“Can’t you go to her?” Willow asked.
“I could, but I’d be punished. So would she.” Jace fisted her hands. “I help her in other ways as best I can.”
“Mucky Maeve, Mucky Maeve, crawled from the cradle too ugly to save,” jeered a handsome fae boy with pale green eyes. His friends joined in, their jabs a cruel singsong. “Teeth too sharp and soul too black—no nurse nor nip would take her back!”
Maeve curled farther inward. Her thin arms moved in furtive jerks as she cleaned up the mess she didn’t cause.
“Isno onenice to her?” Willow asked.
Before Jace could answer, a whistle split the air. She turned to see two tiny men at the entrance to the hall, each dressed in stiff brocade jackets. The shorter of the two removed his thumb and index finger from his mouth and nodded. Both men marched to the threshold, turned smartly on their heels, and raised a pair of silver trumpets. A blast of music silenced the crowd and shook pink puffballs from the roof beams, clouds of it floating down like cotton candy.
There was the clink of boots, and Aesra stepped through the archway. Her pale eyes swept the hall before locking on Willow.
“Willow Braselton, please rise,” she said, her voice low but carrying.
Willow turned toward the dais where Severine still sat at the head of the long table. She appeared absorbed in the pink puffballs, eyes half-lidded in thought.
Then—almost absently—her gaze flicked to Willow. She smiled and inclined her head.
Before Willow could fully register it, Aesra’s gloved hands were under her arms, assisting her to her feet and escorting her out of the dining hall.
~
Aesra said nothing as she walked, her boots clicking evenly over the stone. Willow trailed behind, quickening her steps every few yards just to keep pace. The corridors turned in on themselves—looping through archways, spiraling beneath colonnades, leading nowhere and yet onward, onward still. Once, they descended a narrow stair and emerged—impossibly—on a level they’d already crossed.
It reminded Willow of dreams she’d had as a child, ones where she wandered a house with too many doors, each opening into another version of the same hallway.
Gradually, the air changed, and the palace grounds opened onto something wilder. From behind a bower of flowering glassvine, the queen stepped out.
“Thank you, Aesra,” she said.
Willow blinked, startled and a bit annoyed. Was this why Aesra had taken the long way—to give Severine time to get here first, to allow for this “surprising” reveal?

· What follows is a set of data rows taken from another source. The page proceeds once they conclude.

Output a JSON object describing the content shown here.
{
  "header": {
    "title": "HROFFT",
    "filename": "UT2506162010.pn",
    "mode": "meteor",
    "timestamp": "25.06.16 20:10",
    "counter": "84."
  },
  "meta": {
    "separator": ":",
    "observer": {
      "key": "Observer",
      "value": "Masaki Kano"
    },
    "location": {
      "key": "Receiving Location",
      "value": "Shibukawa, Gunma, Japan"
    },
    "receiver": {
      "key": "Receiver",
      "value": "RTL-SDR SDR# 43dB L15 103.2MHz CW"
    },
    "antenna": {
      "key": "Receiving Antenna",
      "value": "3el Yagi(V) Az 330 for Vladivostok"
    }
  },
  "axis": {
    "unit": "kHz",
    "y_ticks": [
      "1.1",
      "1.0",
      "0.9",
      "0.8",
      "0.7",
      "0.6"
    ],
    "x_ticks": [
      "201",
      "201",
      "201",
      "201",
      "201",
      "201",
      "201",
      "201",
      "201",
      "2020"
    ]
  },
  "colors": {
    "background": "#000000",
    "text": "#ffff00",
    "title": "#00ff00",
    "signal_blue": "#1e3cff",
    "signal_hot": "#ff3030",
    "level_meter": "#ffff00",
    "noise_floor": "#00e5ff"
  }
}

They resumed walking, with Aesra following at a polite distance behind. Severine asked after Willow’s sleep. She commented on the size of the roses—apparently, they were particularly large this summer—and wondered aloud whether the white squirrels spotted recently in the palace trees were an omen of good things to come.
“White squirrels,” Severine repeated. “In Eryth, of all places. Isn’t that a marvel?”
“It is,” Willow said, though she hadn’t spotted one of these possible good omens. All the squirrels she’d seen in Eryth were the garden-variety type, brown and chatty with lovely full tails.
Willow wasn’t interested in squirrels of any hue, however. She was weary of polite conversation altogether. “I was wondering, Your Highness, about Serrin.”
Severine’s smile grew fixed.
“What if I just sat with him?” Willow asked. “We wouldn’t even have to speak. I wouldn’t bother him, I promise.”
“You will meet Serrin at the Mating Ceremony,” Severine replied, her tone gentle but absolute. “As I’ve said.”
“Yes, but... can you at least tell me when the Mating Ceremony will be?”
A high, needling whine cut through the air. Willow turned to see Aesra flinch and draw her sword from its sheath.
“Aesra?” Severine asked mildly.
Aesra was crouched low, eyes locked on something flitting near her cheek. She swiped at the air once, then again. The blade nicked a hedge.
“It’s just a mosquito, isn’t it?” Willow asked Severine. She searched for the word Poppy had used. “A mordrek?”
“Aesra, that’s quite enough,” Severine said.